Tal vez si en ese momento lo hubiera escuchado para que volviéramos ahora las cosas serían diferentes, pero mis súplicas de que nos quedáramos y la idea de Adrián de que solo se trataría de una llovizna sin sentido, lograron que decidiéramos esperar a que la tormenta pasara. Sin embargo, la débil brisa se convirtió en un ventarrón helado y el tranquilo mecer del oleaje se transformó en terribles olas que golpeaban con furia las orillas de la barca. Entonces, cuando el agua rebasó los bordes, me entró el pánico. Mi padre ya se había percatado de su error; él había soportado temporales en alta mar muchas veces, la diferencia radicaba en que ahora la vida de su hija dependía de vencer la tempestad.
Me escondí en la cabina acurrucada a un costado de la entrada mientras la lancha se zamarreaba de un costado a otro y la lluvia arremetía con violencia contra las ventanas. Podía escuchar el aullido del viento con una intensidad increíble y los golpes que la marejada propinaba al bote, como si se hubiera ensañado con él y estuviera dispuesta a destruirlo.
Intenté por todos los medios de no llorar, pero me fue imposible mantener mis ojos secos ante tal espectáculo. Pronto comencé a temblar y sospecho que el frío nada tenía que ver con ello.

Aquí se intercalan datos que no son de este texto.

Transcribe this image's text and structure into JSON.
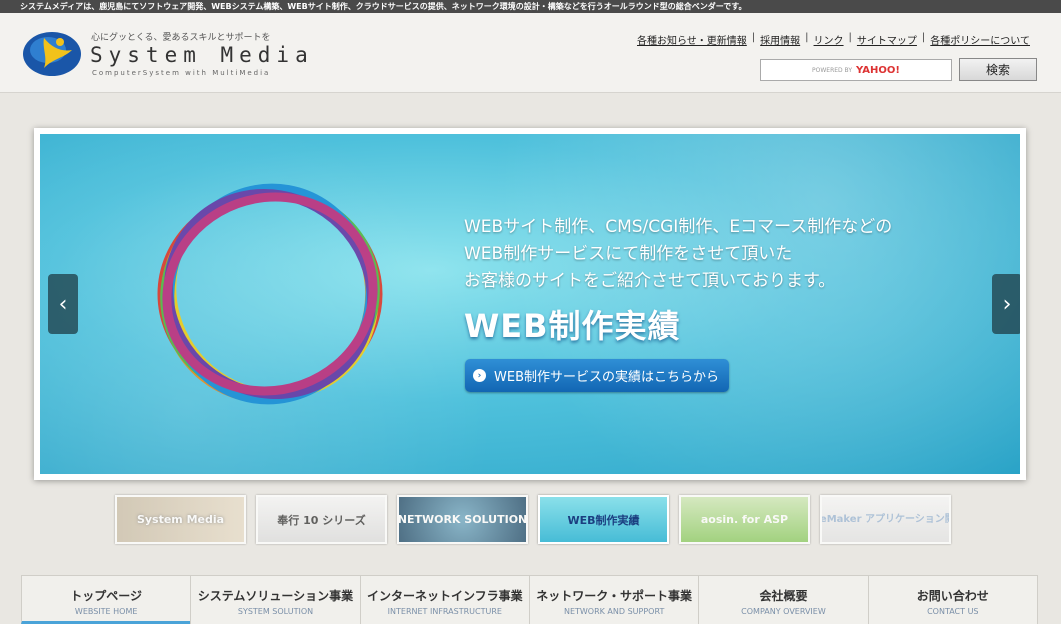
{
  "topbar": {
    "text": "システムメディアは、鹿児島にてソフトウェア開発、WEBシステム構築、WEBサイト制作、クラウドサービスの提供、ネットワーク環境の設計・構築などを行うオールラウンド型の総合ベンダーです。"
  },
  "logo": {
    "tagline": "心にグッとくる、愛あるスキルとサポートを",
    "name": "System Media",
    "sub": "ComputerSystem with MultiMedia"
  },
  "toplinks": [
    "各種お知らせ・更新情報",
    "採用情報",
    "リンク",
    "サイトマップ",
    "各種ポリシーについて"
  ],
  "search": {
    "powered": "POWERED BY",
    "provider": "YAHOO!",
    "button": "検索"
  },
  "slide": {
    "lines": [
      "WEBサイト制作、CMS/CGI制作、Eコマース制作などの",
      "WEB制作サービスにて制作をさせて頂いた",
      "お客様のサイトをご紹介させて頂いております。"
    ],
    "title": "WEB制作実績",
    "cta": "WEB制作サービスの実績はこちらから",
    "prev": "‹",
    "next": "›"
  },
  "thumbs": [
    {
      "label": "System Media"
    },
    {
      "label": "奉行 10 シリーズ"
    },
    {
      "label": "NETWORK SOLUTION"
    },
    {
      "label": "WEB制作実績"
    },
    {
      "label": "aosin. for ASP"
    },
    {
      "label": "FileMaker アプリケーション開発"
    }
  ],
  "nav": [
    {
      "jp": "トップページ",
      "en": "WEBSITE HOME"
    },
    {
      "jp": "システムソリューション事業",
      "en": "SYSTEM SOLUTION"
    },
    {
      "jp": "インターネットインフラ事業",
      "en": "INTERNET INFRASTRUCTURE"
    },
    {
      "jp": "ネットワーク・サポート事業",
      "en": "NETWORK AND SUPPORT"
    },
    {
      "jp": "会社概要",
      "en": "COMPANY OVERVIEW"
    },
    {
      "jp": "お問い合わせ",
      "en": "CONTACT US"
    }
  ]
}
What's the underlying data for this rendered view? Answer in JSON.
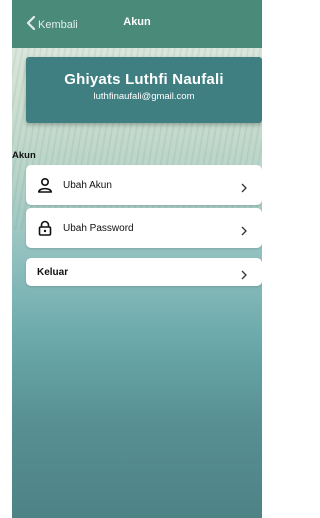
{
  "header": {
    "back_label": "Kembali",
    "title": "Akun"
  },
  "profile": {
    "name": "Ghiyats Luthfi Naufali",
    "email": "luthfinaufali@gmail.com"
  },
  "section": {
    "label": "Akun"
  },
  "menu": {
    "items": [
      {
        "label": "Ubah Akun",
        "icon": "user-icon"
      },
      {
        "label": "Ubah Password",
        "icon": "lock-icon"
      }
    ],
    "logout_label": "Keluar"
  },
  "colors": {
    "header_bg": "#4a8a78",
    "card_bg": "#3f7f82",
    "background_bottom": "#4e8386"
  }
}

Era la idea de que un día que había comenzado como una atractiva aventura se hubiera convertido en un terrorífico viaje mortal. La puerta de la cabina se abrió, el agua entró con fuerza y acabé empapada. La embarcación empezó a tambalearse hacia un costado y me vi despedida hacia la baranda, sintiendo que debajo me esperaba el océano listo para engullirme. Lamentablemente no era a mí a quien el mar quería, era a él, al hombre que durante años había vivido de su producto y lo había recorrido durante días y noches. Y no fue a mí a quién devoró con ferocidad, sino al pescador, a aquel a quien nunca olvidaría y me seguiría visitando en sueños durante años para recordarme que yo había sobrevivido y él no.
Mi vista se perdió en la bahía mientras hacía un esfuerzo por leer los apuntes para el ingreso a la universidad. No es que el libro me pareciera aburrido, por algo había elegido la carrera de periodismo, pero el día había comenzado de forma extraña y seguí teniendo ese sentimiento cuando cayó la tarde.

Era probable que se debiera a que la historia de Camilla aún rondaba en mi cabeza, aunque no entendía cómo había pasado de eso a rememorar el peor momento de mi vida. Es cierto que no pasaba un día sin que me acordara, pero en ese instante las imágenes habían vuelto con tanta nitidez a mi mente que sentí como si una mano me presionara desde arriba y me aplastara contra el piso. Cerré el manual y di una vuelta por la habitación en un intento de que mis peores pesadillas se esfumaran y la opresión que me torturaba cesara. En ocasiones sentía que me ahogaba de solo recordarlo, que algo en mi caja torácica se hinchaba de forma desmesurada, aplastaba mis pulmones y me dejaba sin aire, amenazando con matarme como había sucedido aquel día cuando el peso del mar casi había acabado conmigo.